Como parte del programa de la asamblea territorial presinodal que se desarrolla en Yurimaguas (Loreto), la delegación del Vicariato Apostólico de Jaén, que cubre parte de la región de Amazonas y una parte de Cajamarca, manifestó sus principales preocupaciones.

Luego de una primera fase de diálogo de grupos, tuvo la palabra Carlos Quintana, representante del vicariato de Jaén, para exponer sobre las preocupaciones y alegrías de su vicariato. Este señaló la “pérdida de nuestro territorio” como una de las preocupaciones más graves junto con la amenaza a la cultura que se manifiesta en la pérdida de valores y tradiciones culturales que son propios de los pueblos indígenas.

En ese sentido, el grupo describió la educación que se brinda en la zona como “alienante”, educación que tiene “un plan y un ritmo de formación diferente a la experiencia de la cultura local”, por lo que se tiene que los muchachos no conocen y no aprenden las prácticas ancestrales de su cultura.

Otra preocupación que involucraría a miembros de las propias comunidades tiene que ver con la tala de bosques para la venta de madera, al igual que el alquiler de terrenos por los propietarios nativos que muchas veces terminan siendo ellos mismos peones de las personas a las que alquilan.

De otro lado, el poco uso del idioma originario es algo que también se ve, principalmente en las ciudades -un ejemplo de esto se vería en Nieva, Amazonas-, en contraste con lo que pasa dentro de las comunidades donde el uso del idioma local tiene gran arraigo.

Santiago Manuin Valera, destacado líder del pueblo Awajún, expresó como otra preocupación que el Estado no cumpla con los acuerdos y tratados internacionales que firma para la protección de los derechos de los pueblos indígenas. Es el caso del Convenio número 169 de la Organización Internacional del Trabajo (OIT) y la Declaración de las Naciones Unidas sobre los Derechos de los Pueblos Indígenas.

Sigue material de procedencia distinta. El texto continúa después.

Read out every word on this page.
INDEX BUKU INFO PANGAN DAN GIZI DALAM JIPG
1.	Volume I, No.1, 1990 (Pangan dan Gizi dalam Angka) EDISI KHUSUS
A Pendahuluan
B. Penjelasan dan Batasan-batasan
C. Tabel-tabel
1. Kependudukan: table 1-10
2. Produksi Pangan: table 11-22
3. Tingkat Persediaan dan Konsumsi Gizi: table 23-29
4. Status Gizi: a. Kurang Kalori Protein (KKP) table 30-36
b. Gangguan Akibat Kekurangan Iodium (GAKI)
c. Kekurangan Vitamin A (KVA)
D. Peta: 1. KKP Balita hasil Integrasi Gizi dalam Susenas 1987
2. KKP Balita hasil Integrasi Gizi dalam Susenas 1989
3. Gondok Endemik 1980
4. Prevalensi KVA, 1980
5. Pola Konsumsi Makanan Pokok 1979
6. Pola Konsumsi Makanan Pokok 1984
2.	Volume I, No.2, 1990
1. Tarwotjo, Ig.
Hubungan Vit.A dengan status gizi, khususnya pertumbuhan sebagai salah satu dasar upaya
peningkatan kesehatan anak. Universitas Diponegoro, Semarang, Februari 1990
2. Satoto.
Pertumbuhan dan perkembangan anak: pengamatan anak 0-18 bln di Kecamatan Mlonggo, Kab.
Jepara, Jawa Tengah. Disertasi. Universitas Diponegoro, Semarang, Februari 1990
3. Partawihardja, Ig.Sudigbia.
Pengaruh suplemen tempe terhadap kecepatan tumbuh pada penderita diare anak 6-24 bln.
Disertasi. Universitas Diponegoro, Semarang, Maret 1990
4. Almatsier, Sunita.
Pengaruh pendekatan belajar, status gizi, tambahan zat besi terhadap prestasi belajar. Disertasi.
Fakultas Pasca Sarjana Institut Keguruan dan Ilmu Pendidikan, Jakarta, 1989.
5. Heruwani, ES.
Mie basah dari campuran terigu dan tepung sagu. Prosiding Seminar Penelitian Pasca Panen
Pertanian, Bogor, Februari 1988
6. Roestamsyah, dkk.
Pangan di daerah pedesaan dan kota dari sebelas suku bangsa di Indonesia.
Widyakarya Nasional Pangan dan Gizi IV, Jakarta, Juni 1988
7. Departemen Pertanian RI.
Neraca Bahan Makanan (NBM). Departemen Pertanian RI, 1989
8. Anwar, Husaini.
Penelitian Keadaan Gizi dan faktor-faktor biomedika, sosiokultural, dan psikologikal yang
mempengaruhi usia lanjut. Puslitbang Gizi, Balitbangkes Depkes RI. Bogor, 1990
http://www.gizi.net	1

“El Estado no cumple y viola los derechos de los pueblos indígenas después de haber firmado (los acuerdos y tratados); es importante que se tome en cuenta porque no hay diálogo entre los pueblos indígenas y el Estado”, remarcó Manuin.

Finalmente, Rasario Chamiquit Dejima, también del pueblo Awajún, del distrito de Nieva, expuso sobre la necesidad de atención en salud a las comunidades, y también sobre la forma en que son hasta ahora vistos los pueblos indígenas.

“Nosotros no hemos venido de otros sitios, queremos que nos respeten, todas las personas tenemos nuestros derechos”, enfatizó. Igualmente pidió el mismo respeto para las mujeres indígenas a quienes también, según explicó, se estigmatiza de muchas maneras.